The consensus among legislators and administrative officials Thursday at a joint meeting of the House and Senate revenue and tax committees appeared to be that changing the reductions and exemptions or the rates later would require a three-fourths vote of both the House and Senate.

The legislation was intentionally drafted that way, Beebe said Friday.

"I don't want to trick anybody. We didn't want to do something and then somehow trick somebody and say, 'Well we can raise it on you or change it on you with 51 percent.'"

As proposed, the tax would generate about $57 million for the state in the first year, gradually increasing and reaching the $100 million mark by 2013, according to conservative estimates from the state Department of Finance and Administration.

Of the revenue generated, 95 percent would go to road improvements. Of that, 70 percent would go to state highways, and counties and cities would receive 15 percent each.

The remaining 5 percent would go to general revenue to replace the current tax, which amounted to less than $700,000 last year, and to fund environmental and conservation needs, Beebe said.

Beebe said he hoped the special session would last the shortest requisite length of time to pass legislation - three days - to minimize the cost to taxpayers.

The severance tax proposal was the only item on the governor's call for a special session.
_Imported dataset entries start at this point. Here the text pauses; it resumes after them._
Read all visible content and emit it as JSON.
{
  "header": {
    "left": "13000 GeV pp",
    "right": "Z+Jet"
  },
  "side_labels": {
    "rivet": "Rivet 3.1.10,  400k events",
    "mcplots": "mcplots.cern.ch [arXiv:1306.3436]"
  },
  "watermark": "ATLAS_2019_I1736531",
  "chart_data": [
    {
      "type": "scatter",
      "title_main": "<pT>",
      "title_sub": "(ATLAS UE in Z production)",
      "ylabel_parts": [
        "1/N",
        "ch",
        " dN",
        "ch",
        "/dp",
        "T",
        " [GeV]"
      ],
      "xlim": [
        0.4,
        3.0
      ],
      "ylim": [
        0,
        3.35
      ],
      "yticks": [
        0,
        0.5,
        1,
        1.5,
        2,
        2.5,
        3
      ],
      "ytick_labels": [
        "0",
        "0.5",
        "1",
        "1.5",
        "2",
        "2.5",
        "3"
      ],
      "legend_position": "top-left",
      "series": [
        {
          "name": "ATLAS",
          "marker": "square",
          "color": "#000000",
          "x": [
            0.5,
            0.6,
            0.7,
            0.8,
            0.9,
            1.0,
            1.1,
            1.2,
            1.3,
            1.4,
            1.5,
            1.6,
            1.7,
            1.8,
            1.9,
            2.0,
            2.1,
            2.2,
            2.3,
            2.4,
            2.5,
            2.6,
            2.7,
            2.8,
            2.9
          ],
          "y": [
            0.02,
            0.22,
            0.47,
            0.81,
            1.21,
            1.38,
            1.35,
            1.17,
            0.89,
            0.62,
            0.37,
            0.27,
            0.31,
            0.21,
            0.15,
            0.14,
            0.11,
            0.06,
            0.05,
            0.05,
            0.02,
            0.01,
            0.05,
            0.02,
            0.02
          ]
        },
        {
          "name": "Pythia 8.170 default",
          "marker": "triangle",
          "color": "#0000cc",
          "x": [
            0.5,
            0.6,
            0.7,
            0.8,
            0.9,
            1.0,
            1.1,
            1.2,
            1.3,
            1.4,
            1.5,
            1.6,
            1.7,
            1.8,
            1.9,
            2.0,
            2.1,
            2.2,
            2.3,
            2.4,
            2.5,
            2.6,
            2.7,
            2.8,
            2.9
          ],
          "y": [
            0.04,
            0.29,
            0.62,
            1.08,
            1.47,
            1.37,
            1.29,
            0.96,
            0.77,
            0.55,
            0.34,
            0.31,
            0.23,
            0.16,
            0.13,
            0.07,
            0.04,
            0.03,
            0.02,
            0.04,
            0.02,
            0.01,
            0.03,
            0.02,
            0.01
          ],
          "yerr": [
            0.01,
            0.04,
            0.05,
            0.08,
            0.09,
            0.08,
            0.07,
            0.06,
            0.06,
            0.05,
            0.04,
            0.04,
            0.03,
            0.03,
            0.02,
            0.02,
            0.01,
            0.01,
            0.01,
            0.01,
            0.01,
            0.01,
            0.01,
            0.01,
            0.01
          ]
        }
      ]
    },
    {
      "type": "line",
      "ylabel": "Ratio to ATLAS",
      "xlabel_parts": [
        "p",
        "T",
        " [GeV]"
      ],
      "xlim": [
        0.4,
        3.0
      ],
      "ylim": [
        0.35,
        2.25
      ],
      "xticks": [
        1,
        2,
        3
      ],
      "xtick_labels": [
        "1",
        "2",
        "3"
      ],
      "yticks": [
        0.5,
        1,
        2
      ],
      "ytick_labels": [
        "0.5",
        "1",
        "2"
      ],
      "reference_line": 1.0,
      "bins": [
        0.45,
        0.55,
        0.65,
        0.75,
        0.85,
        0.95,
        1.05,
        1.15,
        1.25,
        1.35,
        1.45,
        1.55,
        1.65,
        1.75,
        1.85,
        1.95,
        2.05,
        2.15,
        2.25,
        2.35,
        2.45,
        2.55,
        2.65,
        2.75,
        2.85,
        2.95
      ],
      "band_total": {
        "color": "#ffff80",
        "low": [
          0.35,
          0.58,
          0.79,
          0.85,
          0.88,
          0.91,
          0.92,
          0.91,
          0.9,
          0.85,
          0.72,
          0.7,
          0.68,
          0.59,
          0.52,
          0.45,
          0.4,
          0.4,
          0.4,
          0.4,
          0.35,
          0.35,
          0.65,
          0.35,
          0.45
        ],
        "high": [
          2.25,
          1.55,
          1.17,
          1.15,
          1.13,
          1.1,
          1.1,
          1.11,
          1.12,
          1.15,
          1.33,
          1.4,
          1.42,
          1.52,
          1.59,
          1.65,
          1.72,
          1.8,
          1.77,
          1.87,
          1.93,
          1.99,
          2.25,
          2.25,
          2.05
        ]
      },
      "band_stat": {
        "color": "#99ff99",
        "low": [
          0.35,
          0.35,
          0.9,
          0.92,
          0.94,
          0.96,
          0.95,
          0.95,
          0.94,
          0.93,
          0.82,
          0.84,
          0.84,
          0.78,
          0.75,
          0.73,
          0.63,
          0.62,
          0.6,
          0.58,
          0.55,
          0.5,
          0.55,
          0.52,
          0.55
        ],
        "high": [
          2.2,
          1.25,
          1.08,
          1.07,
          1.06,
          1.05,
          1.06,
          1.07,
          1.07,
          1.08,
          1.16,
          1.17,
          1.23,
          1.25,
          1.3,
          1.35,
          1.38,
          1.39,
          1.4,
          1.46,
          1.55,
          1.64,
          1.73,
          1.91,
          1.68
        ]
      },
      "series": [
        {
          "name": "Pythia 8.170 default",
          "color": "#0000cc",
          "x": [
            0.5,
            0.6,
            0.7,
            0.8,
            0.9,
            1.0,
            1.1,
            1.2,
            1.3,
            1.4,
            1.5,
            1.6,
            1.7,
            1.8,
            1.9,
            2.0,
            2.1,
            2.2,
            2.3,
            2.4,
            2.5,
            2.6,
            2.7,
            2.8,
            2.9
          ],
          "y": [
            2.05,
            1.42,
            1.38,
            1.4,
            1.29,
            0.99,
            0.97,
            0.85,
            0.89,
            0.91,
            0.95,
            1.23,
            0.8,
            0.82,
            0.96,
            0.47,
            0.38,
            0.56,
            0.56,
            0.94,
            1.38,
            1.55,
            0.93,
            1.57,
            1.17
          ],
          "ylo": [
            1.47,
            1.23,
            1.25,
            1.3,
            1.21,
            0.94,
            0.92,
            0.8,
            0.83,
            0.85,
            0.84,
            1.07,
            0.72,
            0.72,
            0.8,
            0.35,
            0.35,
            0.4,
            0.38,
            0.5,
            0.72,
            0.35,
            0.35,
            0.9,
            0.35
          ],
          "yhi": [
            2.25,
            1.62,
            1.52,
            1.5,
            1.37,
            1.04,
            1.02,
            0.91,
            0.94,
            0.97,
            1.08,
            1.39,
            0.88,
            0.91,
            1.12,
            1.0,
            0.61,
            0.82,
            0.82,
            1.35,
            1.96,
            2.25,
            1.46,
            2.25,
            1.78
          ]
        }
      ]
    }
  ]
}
Beebe said he might amend the call to include technical changes to Arkansas' marriage-age law and legislation regarding the unitary status of two Pulaski County school districts should enough legislators indicate a desire to do so.

Last year, in an attempt to set a uniform age of consent to marry in Arkansas, the Legislature inadvertently made it possible for persons of any age to marry with parental consent.

Proposed legislation would extend the deadline for the North Little Rock and Pulaski County school districts to seek unitary status. The Little Rock School District was largely released from federal court supervision of its desegregation program last year.